Character matters. In a president-and particularly in a commander-in-chief, that kind of character arguably counts more than any particular political orientation or policy. From character flows leadership, as it is character which dictates morally grounded direction and engenders public trust.
Character is critical to determining how a leader will respond to crisis. Will he reach deep within himself and in the traditions that shaped him and find the courage and grace to inspire strength and greatness? Will soldiers trust the wisdom and integrity of his decision when he orders them to war? Will he truly understand the terrible toll of war, as well as the price of appeasement? Will he make decisions based on considerations greater than cheap political expediency?
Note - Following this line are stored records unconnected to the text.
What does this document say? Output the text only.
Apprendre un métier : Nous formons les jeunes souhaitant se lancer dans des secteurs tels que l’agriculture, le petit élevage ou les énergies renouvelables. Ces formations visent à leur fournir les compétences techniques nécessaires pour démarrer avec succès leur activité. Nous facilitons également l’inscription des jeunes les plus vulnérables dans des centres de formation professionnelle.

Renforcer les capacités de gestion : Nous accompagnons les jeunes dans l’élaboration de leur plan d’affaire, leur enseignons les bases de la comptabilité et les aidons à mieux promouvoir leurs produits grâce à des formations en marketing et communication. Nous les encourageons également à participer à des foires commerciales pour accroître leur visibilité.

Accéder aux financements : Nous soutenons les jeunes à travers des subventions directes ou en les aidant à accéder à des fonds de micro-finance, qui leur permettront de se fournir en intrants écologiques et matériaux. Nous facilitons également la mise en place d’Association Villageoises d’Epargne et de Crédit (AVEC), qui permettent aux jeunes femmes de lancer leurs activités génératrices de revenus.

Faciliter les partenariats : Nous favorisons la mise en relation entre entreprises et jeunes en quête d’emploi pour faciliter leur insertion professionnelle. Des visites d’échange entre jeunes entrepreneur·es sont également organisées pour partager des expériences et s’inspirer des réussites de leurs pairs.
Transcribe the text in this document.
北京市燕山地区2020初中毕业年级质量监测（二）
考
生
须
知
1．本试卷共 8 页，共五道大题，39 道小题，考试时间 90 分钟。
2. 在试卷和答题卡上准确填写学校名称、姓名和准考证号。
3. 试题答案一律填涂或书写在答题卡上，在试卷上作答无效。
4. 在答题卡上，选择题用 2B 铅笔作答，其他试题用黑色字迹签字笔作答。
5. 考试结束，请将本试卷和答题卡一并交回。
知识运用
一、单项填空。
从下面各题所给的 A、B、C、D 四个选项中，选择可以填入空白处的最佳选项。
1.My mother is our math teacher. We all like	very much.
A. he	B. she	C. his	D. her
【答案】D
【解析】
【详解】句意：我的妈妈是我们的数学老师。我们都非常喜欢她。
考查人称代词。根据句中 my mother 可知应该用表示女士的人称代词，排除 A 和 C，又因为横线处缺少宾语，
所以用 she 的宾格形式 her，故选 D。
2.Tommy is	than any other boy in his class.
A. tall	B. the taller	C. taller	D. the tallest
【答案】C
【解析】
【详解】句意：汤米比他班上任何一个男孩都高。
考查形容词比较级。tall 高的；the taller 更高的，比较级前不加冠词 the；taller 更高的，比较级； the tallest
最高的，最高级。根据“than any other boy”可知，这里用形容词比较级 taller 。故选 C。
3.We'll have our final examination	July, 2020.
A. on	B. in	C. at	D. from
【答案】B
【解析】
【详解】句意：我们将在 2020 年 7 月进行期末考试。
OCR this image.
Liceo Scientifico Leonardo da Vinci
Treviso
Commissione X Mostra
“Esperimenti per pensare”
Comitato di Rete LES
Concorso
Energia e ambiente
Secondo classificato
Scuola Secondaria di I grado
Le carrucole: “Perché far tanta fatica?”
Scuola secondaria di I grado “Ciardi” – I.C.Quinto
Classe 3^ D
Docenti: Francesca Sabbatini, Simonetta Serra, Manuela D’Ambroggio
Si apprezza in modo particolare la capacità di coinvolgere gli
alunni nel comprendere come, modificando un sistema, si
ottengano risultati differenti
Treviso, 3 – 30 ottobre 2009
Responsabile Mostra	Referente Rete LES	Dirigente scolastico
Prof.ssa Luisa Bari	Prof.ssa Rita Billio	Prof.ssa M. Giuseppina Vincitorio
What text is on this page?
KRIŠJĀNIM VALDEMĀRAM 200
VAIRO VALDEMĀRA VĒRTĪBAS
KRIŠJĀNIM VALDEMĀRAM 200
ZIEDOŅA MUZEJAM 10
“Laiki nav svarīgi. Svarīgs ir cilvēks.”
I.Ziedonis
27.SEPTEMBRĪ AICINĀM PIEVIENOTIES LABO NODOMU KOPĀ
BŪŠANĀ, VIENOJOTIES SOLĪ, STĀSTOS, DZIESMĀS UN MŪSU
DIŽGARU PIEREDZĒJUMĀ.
Now, ask yourself: which candidate has repeatedly demonstrated that kind of character?
The writer, an attorney, is Counsel to Republicans Abroad Israel
It is the position of State_of_America that one of the signs of greatness and leadership is humility or humbleness. It is understanding Senators, Congressmen, or other leaders prefer not to brag that their children are serving in the military during a time of War, especially in Iraq or Afghanistan. Why put an additional target on their backs for Al Qaeda or other enemies to key in on. If you look at most of America's heroes and great leaders you will find when it comes to family, religion and accalaids of heroism directed upon them, they too show the same signs of humbleness and humility as Sen McCain.